Arts & Reviews

Vinyl: Why Is It Making A Comeback?

By Dylan Hertzberg

You might have seen vinyl records on TV, in movies or even in your basement among other old “junk” stored away for dust to collect on, and heard adults poke fun at you for having it easy because you listen to music on your phone or iPod. But if listening on your phone is so easy and convenient, then why are these big old vinyl records becoming increasingly popular in teenagers and young adults?

Vinyl records have been around for decades and began to decrease in popularity in the late 80s when cassettes began to take over, and records even lost more once CD’s and MP3’s came on the scene in the 90’s and 2000’s. Up until now vinyl has been seen as a nostalgic novelty that our parents and grandparents remember playing to unwind after a long day. But they are becoming more popular than they’ve been since the 70s. We live in a digital world with almost everything becoming digital, in news, entertainment, magazines, and even music with music players and streaming services like Apple Music, Spotify, Pandora and many, many more. Even with all this convenience there is still an oasis of analog technology, and it’s booming. Maybe it’s because so many people want to experience what it was like before the internet, or maybe some people just think it’s cool either way everybody is started to hop on the vinyl bandwagon, even me (owning 30 plus records).
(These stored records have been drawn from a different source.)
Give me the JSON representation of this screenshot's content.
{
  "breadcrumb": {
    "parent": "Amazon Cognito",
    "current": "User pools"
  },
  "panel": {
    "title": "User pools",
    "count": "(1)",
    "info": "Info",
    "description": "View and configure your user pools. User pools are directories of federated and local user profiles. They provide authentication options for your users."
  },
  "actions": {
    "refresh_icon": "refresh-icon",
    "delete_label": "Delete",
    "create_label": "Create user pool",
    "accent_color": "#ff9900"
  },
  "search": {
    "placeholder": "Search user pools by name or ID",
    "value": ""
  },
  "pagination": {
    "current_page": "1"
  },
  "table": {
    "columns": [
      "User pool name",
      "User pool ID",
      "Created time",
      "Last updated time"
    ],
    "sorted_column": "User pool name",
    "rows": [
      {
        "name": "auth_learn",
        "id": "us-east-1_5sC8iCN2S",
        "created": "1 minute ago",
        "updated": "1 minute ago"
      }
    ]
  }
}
Big name artists like Jack White, the Foo Fighters, and more are releasing music on vinyl and helping to promote its comeback and it doesn’t hurt that so many classic artist like, Led Zeppelin, and David Bowie and releasing reissues of classic albums on all forms of digital and analog musical media to, what I think, get old fans excited again. But this has sparked a revolution of young people buying, selling and trading records almost as if they had never gone away. It has also become easier with the help of online stores providing everybody’s vinyl needs. Amazon is this number one seller of vinyl records in the world, but that doesn’t mean it’s the only one. Record stores are beginning to thrive in this rediscovered market. This comeback has also been great for record labels and artists because they now have fans who are more enthusiastic about buying physical copies of music instead of digital copies which would be split between the artist, the label and the online store where the music was sold (i.e. iTunes).

According to the online magazine, Factmag, the U.S. vinyl industry has grown exponentially in the past 5 years, and in the first half of 2015 it was responsible for 30% of all physical music bought.  That’s up 52% from previous years.  Vinyl sales are now worth more than all forms of free, ad-sourcing streaming services combined. With vinyl in such high demand, many new pressing plants have opened across North America. Vinyl’s rediscovered value has also landed it a spot on HBO being one of the subjects of a new TV drama about record companies in the 70s.

You don’t have to be a “hipster” to collect vinyl anymore because many popular artists are releasing their new music on LP, along with the more popular MP3 and CD formats. Artists like Kendrick Lamar, Drake, Taylor Swift, and Daft Punk are releasing on all platforms. As an avid concert goer, I have seen vinyl selling fast at the merch table outselling CD’s and sometimes even T-shirts.

Buying vinyl has not only become a hobby and pastime, but it has become a community. This community has grown so large that twice a year every year is Record Store Day (3rd Saturday in April, and Black Friday), a day where artists release new and exclusive stuff for people to get out and support a local record store. If you go to a record store the people there are very kind and very helpful. A record store employee definately has the best taste in music and will recommend something new for you that you will definitely enjoy because all they do is listen to music all day so they know what’s good. It’s not only vinyl coming back, but it can also be seen as a small comeback in the music industry as a whole.